A côte des liens payés (visuellement séparés des résultats de la recherche), il existe des liens vers le cache de Google (une fonction « mémoire » qui fournit une copie des documents sur les machines de Google), vers des pages similaires (trouvées par le biais d’un traitement statistico-sémantique) ou vers d’autres services comme les newsgroups, les actualités, la recherche dans les livres ou dans un dictionnaire de langue. En fin de compte, il s’agit toujours d’une liste de résultats, mais l’interface de Google est en même temps devenue un riche carrefour qui pointe vers une multiplicité de chemins proposés à l’usager.

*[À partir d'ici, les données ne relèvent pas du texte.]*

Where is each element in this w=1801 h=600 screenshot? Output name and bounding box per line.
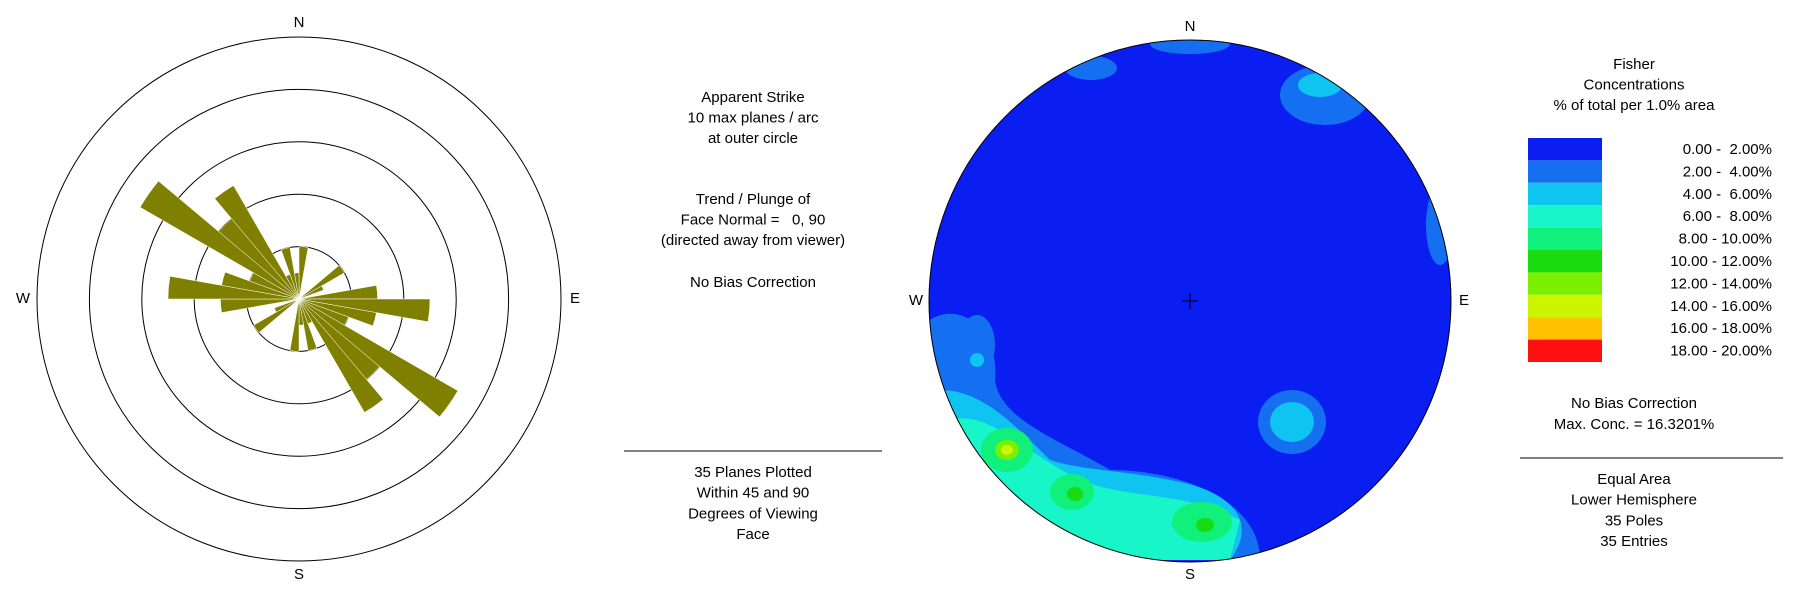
legend-label: 16.00 - 18.00% [1670, 320, 1772, 337]
info-text: 35 Planes Plotted [694, 464, 812, 481]
petal [221, 271, 300, 300]
compass-label: N [1185, 18, 1196, 35]
compass-label: N [294, 14, 305, 31]
legend-swatch [1528, 160, 1602, 183]
legend-label: 10.00 - 12.00% [1670, 253, 1772, 270]
legend-title: Fisher [1613, 56, 1655, 73]
legend-swatch [1528, 294, 1602, 318]
legend-swatch [1528, 182, 1602, 206]
legend-label: 2.00 - 4.00% [1683, 163, 1772, 180]
legend-swatch [1528, 250, 1602, 273]
legend-label: 0.00 - 2.00% [1683, 141, 1772, 158]
petal [298, 298, 459, 418]
petal [298, 264, 345, 300]
compass-label: S [1185, 566, 1195, 583]
info-text: No Bias Correction [690, 274, 816, 291]
contour-region [1067, 487, 1083, 501]
contour-region [1270, 402, 1314, 442]
legend-swatch [1528, 317, 1602, 340]
legend-title: Concentrations [1584, 76, 1685, 93]
compass-label: W [909, 292, 924, 309]
grid-ring [88, 88, 510, 510]
grid-ring [141, 141, 457, 457]
contour-region [970, 353, 984, 367]
contour-region [1196, 518, 1214, 532]
legend-label: 8.00 - 10.00% [1679, 231, 1772, 248]
center-cross [1182, 293, 1198, 309]
legend-swatch [1528, 339, 1602, 362]
petal [298, 298, 384, 413]
info-text: 10 max planes / arc [688, 109, 819, 126]
petal [139, 180, 300, 300]
petal [294, 272, 300, 300]
info-text: (directed away from viewer) [661, 232, 845, 249]
petal [280, 247, 300, 300]
info-text: Face [736, 526, 769, 543]
petal [298, 298, 318, 351]
legend-title: % of total per 1.0% area [1554, 97, 1716, 114]
petal [298, 298, 377, 327]
compass-label: E [1459, 292, 1469, 309]
grid-ring [36, 36, 562, 562]
legend-label: 4.00 - 6.00% [1683, 186, 1772, 203]
info-text: Degrees of Viewing [688, 505, 818, 522]
contour-region [1150, 40, 1230, 54]
note: Max. Conc. = 16.3201% [1554, 416, 1715, 433]
footer: Lower Hemisphere [1571, 492, 1697, 509]
info-text: Trend / Plunge of [696, 191, 811, 208]
footer: 35 Poles [1605, 512, 1663, 529]
compass-label: E [570, 290, 580, 307]
compass-label: W [16, 290, 31, 307]
note: No Bias Correction [1571, 395, 1697, 412]
legend-swatch [1528, 138, 1602, 161]
stereonet-outline [928, 39, 1452, 563]
info-text: Apparent Strike [701, 89, 804, 106]
legend-label: 14.00 - 16.00% [1670, 298, 1772, 315]
legend-label: 12.00 - 14.00% [1670, 275, 1772, 292]
footer: 35 Entries [1600, 533, 1668, 550]
footer: Equal Area [1597, 471, 1671, 488]
contour-region [1001, 445, 1013, 455]
petal [214, 185, 300, 300]
legend-label: 18.00 - 20.00% [1670, 343, 1772, 360]
compass-label: S [294, 566, 304, 583]
contour-region [1298, 73, 1342, 97]
legend-label: 6.00 - 8.00% [1683, 208, 1772, 225]
petal [274, 298, 300, 313]
contour-region [959, 315, 995, 375]
legend-swatch [1528, 272, 1602, 295]
info-text: Face Normal = 0, 90 [681, 211, 826, 228]
petal [298, 285, 324, 300]
info-text: Within 45 and 90 [697, 485, 810, 502]
legend-swatch [1528, 227, 1602, 250]
petal [289, 298, 300, 352]
petal [253, 298, 300, 334]
info-text: at outer circle [708, 130, 798, 147]
petal [298, 246, 309, 300]
legend-swatch [1528, 205, 1602, 228]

Dans ce chapitre nous défendons l’idée que chacun des quatre niveaux que nous venons d’identifier concerne un travail spécifique qui est délégué à la machine. Explorer l’information, la représenter sous forme d’index, produire un regard structuré par rapport à une demande (requête) et finalement l’afficher pour le communiquer à l’usager, sont des tâches séparées qui constituent pourtant l’unité d’un service rendu par la machine. Nous souhaitons aussi souligner que tout acte de transfert d’une tâche implique de souscrire à l’« art de faire » [de Certeau 1990] proposé par la machine. Elle impose une réponse à la question de savoir comment réaliser techniquement, à chacun des quatre niveaux, une méthode, une théorie, un modèle. Ces décisions techniques et pratiques sont prises par les créateurs du dispositif et non pas par les usagers. Pris ensemble, les quatre niveaux qui constituent un moteur de recherche produisent un regard particulier sur le grand réseau hypertextuel qu’est le Web. Le dispositif de recherche génère, comme représentation des résultats de son travail, un métatexte éphémère assemblé dynamiquement à chaque rencontre entre le moteur et la requête d’un utilisateur. Quelles sont les bases de la perspective proposée par le système ? Quel est le modèle qui la produit et la justifie en même temps ? Comment Google détermine-t-il ce qui est important et ce qui l’est moins ?
La grande innovation de Google à ses débuts, consistait en l’emploi d’un algorithme performant et efficace, inventé par deux jeunes doctorants en informatique, Larry Page et Sergey Brin, et nommé PageRank est un champion de la démocratie : il profite des innombrables liens du Web pour évaluer le contenu des pages Web — et leur pertinence vis-à-vis des requêtes exprimées. Le principe de PageRank est simple : tout lien pointant de la page A à la page B est considéré comme un vote de la page A en faveur de la page B. Toutefois, Google ne limite pas son évaluation au nombre de ‘votes’ (liens) reçus par la page ; il procède également à une analyse de la page qui contient le lien. Les liens présents dans des pages jugées importantes par Google ont plus de ‘poids’, et contribuent ainsi à ‘élire’ d’autres pages. »
On remarque d’abord que le vocabulaire choisi par les auteurs de ce texte à vocation commerciale va dans le sens de notre argument : derrière chaque métatechnologie gît une théorie de la signification et / ou du social qui donne forme à la modélisation technique d’une tâche pour qu’elle puisse être déléguée à un programme informatique. Au départ, le modèle choisi pour le développement de PageRank n’était pourtant pas celui de la démocratie au sens vague mais l’analogie avec le monde scientifique. L’inspiration [Brin / Page 1998 ; Page et al. 1999] en venait de l’analyse de la fréquence d’apparition des citations telle qu’elle se pratique dans l’évaluation de l’importance des publications scientifiques, méthode couramment appelé mesure du « facteur d’impact »94. Cette approche part de l’idée que chaque citation d’un article donné dans une publication de recherche peut être interprétée comme une confirmation des résultats de l’article d’origine et comme une façon de lui attribuer de la valeur. Un article massivement cité peut donc être considéré comme un nœud important. Dans un domaine comme la science, qui obéit largement aux règles de l’économie de l’attention [cf. Goldhaber 1997], le temps et la capacité d’assimilation des chercheurs représentent l’élément rare, et constituent par conséquent la ressource sur laquelle repose la production de valeur. En ce sens, une publication qui reçoit beaucoup d’attention « vaut » plus que les autres.